Writer collectives gain steam amid a strengthening creator economy
- Sara Fischer, author of Axios Media Trends
Illustration: Sarah Grillo/Axios
Independent writers are joining forces to create networks of shared resources to make it easier to strike out on their own.
Why it matters: Writer collectives create a sweet spot for journalists and pundits looking for the support of peers but more autonomy than a traditional newsroom offers.
Driving the news: A group of tech, media and culture writers recently launched Sidechannel, a server on the chat platform Discord.

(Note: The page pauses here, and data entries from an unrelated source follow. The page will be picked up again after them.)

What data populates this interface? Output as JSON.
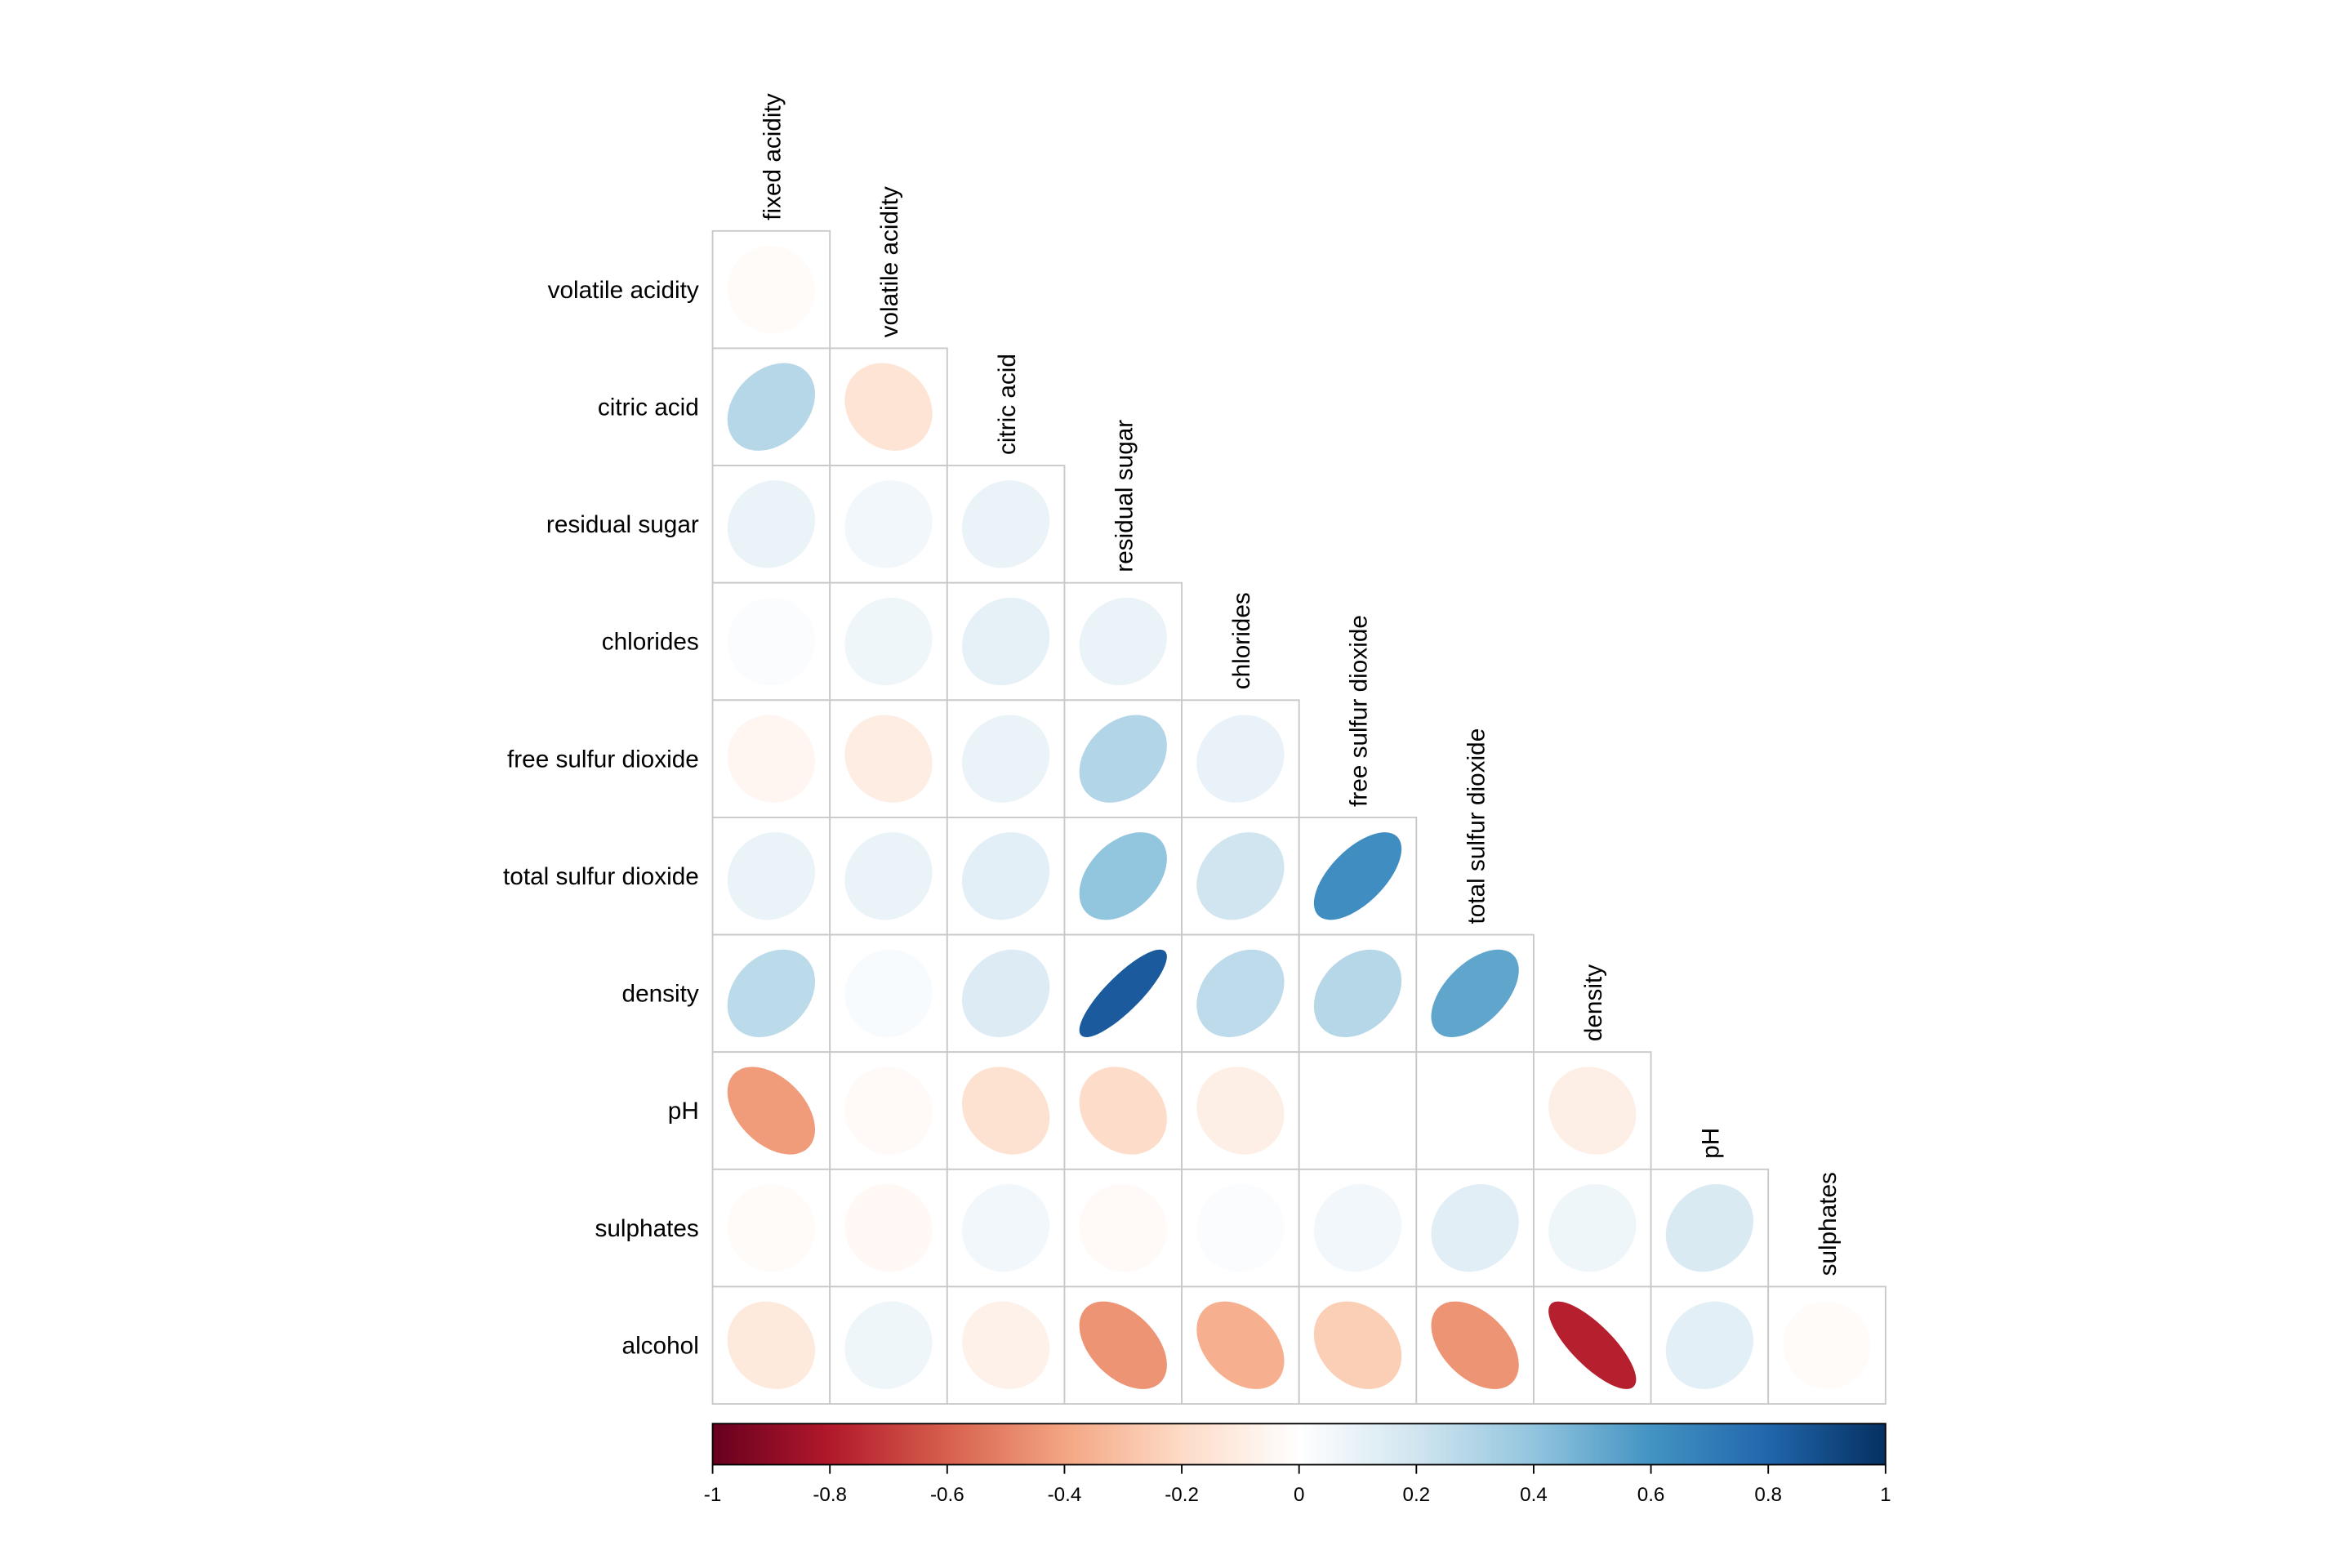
{
  "chart_data": {
    "type": "heatmap",
    "subtype": "correlation-ellipse-lower-triangle",
    "title": "",
    "col_labels": [
      "fixed acidity",
      "volatile acidity",
      "citric acid",
      "residual sugar",
      "chlorides",
      "free sulfur dioxide",
      "total sulfur dioxide",
      "density",
      "pH",
      "sulphates"
    ],
    "row_labels": [
      "volatile acidity",
      "citric acid",
      "residual sugar",
      "chlorides",
      "free sulfur dioxide",
      "total sulfur dioxide",
      "density",
      "pH",
      "sulphates",
      "alcohol"
    ],
    "values": [
      [
        -0.02
      ],
      [
        0.29,
        -0.15
      ],
      [
        0.09,
        0.06,
        0.09
      ],
      [
        0.02,
        0.07,
        0.11,
        0.09
      ],
      [
        -0.05,
        -0.1,
        0.09,
        0.3,
        0.1
      ],
      [
        0.09,
        0.09,
        0.12,
        0.4,
        0.2,
        0.62
      ],
      [
        0.27,
        0.03,
        0.15,
        0.84,
        0.26,
        0.29,
        0.53
      ],
      [
        -0.43,
        -0.03,
        -0.16,
        -0.19,
        -0.09,
        0.0,
        0.0,
        -0.09
      ],
      [
        -0.02,
        -0.04,
        0.06,
        -0.03,
        0.02,
        0.06,
        0.13,
        0.07,
        0.16
      ],
      [
        -0.12,
        0.07,
        -0.08,
        -0.45,
        -0.36,
        -0.25,
        -0.45,
        -0.78,
        0.12,
        -0.02
      ]
    ],
    "colorbar": {
      "range": [
        -1,
        1
      ],
      "ticks": [
        "-1",
        "-0.8",
        "-0.6",
        "-0.4",
        "-0.2",
        "0",
        "0.2",
        "0.4",
        "0.6",
        "0.8",
        "1"
      ],
      "colors": [
        "#67001f",
        "#b2182b",
        "#d6604d",
        "#f4a582",
        "#fddbc7",
        "#ffffff",
        "#d1e5f0",
        "#92c5de",
        "#4393c3",
        "#2166ac",
        "#053061"
      ]
    },
    "grid": true,
    "legend": "bottom"
  }
}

The group shares exclusive content with subscribers to the writers' individual newsletters.
- Yesterday, Casey Newton, author of the Platformer tech newsletter and a member of the group, hosted Facebook CEO Mark Zuckerberg for a live chat on the platform.
The big picture: Other writer collectives are gaining momentum as the creator economy grows stronger.
Every, a newsletter bundle that launched on Substack last year but has since moved to its own platform, has 12 publications and 21 writers.
- The collective splits pay between the writers based on reader surveys that indicate who they sign-up to read, co-founder Nathan Baschez, a Substack alum, tells Axios.
- Baschez co-founded the collective with Dan Shipper, an enterprise software entrepreneur. The collective has 2,400 subscribers paying $200 per year.
Study Hall, a subscription newsletter, listserv, and digital community for the media industry, relaunched in 2018 and now has over 6,000 subscribers, co-founder Kyle Chayka tells Axios. Chayka launched Study Hall in 2015 with P.E. Moskowitz as a co-working space.
The bottom line: "The personality cult model isn't the only viable model," Chayka says. "The goal of this is to show that newsletters and small-scale media operations aren't just one person."